While all of these aspects are fine for adults, it is regrettable that kids can so easily access their parents’ credit card information in order to make purchases on these apps. Much like the purchases of the gambling skins that we discussed last week, it is not always immediately apparent (for those who even notice in the first place) what the purchase was used for.

The answer to what should be done about it is pretty simple, but it won’t happen unless the states regulate apps in such a way as to force the hands of the companies. The states need to make it so that the photo identification of the person to whom the method of payment belongs must be transmitted electronically to the company before an initial purchase can be made. This method is obviously not foolproof, as a kid can potentially swipe the ID of a parent, as well, but it is at least an extra layer of security to ensure that minors are not making a purchase related (in any way) to a gambling-based game.

When it comes to actually playing the games without the need to make a purchase, I’m actually a little bit on the fence on that question. If nothing else, I think playing such games (as long as it is 100% free) will at least teach minors that the house always wins all of your chips in the end if you are playing a negative expectation game. At the same time, if the states Legislated such that individuals have to be at least eighteen to play gambling-themed games at all, I would not be entirely opposed to that Legislation.

The bottom line is that such games are likely not going to go anywhere for sometime, but it is important for parents to be aware of them and to protect both their children and themselves. Parents can do this by monitoring what apps are on the devices of their children, setting up parental locks, keeping their credit card and bank information protected and simply paying attention to what their kids are doing. A parent can also explain the nature of the games in question to their kids in order to ensure that the kids do not make any such purchases on the apps.

When it comes to adults, if adults find value in making purchases in order to extend their length of play on a given game, while I do not think there is any value in that, I do not fault those who do. I personally think it is a stupid purchase, but a non-drinker thinks it is stupid for me to buy a bottle of Jim Beam, so that’s just a matter of perspective. I do think it is important to protect the children, though and keep them from spending money on gambling-related games.
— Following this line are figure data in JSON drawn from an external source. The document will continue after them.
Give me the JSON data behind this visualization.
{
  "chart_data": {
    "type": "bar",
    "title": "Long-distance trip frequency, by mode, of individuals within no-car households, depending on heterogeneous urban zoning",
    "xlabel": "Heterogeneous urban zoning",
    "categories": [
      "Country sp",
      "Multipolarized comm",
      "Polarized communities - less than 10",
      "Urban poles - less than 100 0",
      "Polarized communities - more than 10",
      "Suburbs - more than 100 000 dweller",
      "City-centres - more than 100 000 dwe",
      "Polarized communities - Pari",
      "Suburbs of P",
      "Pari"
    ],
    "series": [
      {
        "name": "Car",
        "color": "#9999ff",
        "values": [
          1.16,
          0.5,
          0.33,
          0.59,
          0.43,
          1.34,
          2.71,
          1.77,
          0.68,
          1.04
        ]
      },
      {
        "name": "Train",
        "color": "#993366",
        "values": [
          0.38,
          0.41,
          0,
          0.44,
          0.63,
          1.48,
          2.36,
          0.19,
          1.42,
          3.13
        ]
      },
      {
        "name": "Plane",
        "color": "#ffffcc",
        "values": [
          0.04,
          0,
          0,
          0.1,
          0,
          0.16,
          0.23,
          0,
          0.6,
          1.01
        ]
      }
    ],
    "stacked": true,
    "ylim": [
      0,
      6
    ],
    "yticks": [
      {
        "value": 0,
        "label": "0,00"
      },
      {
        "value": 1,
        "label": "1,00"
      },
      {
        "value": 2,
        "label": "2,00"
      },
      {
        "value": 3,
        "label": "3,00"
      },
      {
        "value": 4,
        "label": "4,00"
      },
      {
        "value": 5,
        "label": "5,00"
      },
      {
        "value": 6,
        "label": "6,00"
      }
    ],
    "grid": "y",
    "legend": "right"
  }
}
onenickelmiracle Apr 13, 2017

Zero percent payback is how I term these things. Understandable to some degree, but not so much when real casinos offer such a thing. It's not exactly Pac Man.

Mission146 Apr 15, 2017


That's 100% true!

DRich Apr 15, 2017

"If nothing else, I think playing such games (as long as it is 100% free) will at least teach minors that the house always wins all of your chips in the end if you are playing a negative expectation game."

My problem with that statement is that the free games don't always have a negative expectation. It may give rise to the player expecting real world for money games to behave the same way.

Mission146 Apr 15, 2017

That's a fair point, but I would assume most of the games for which one pays for virtual currency would have -EV. I could see where the games paid for via ad revenues only would be +EV.

onenickelmiracle May 06, 2017

link removed by admin.

onenickelmiracle May 06, 2017

Above link doesn't work, but it's a spammy advertisement for Slotomania that claims a woman won a progressive jackpot at slotomania with free spins. Pure fraud.

onenickelmiracle May 06, 2017

I'll post in miscellaneous discussion.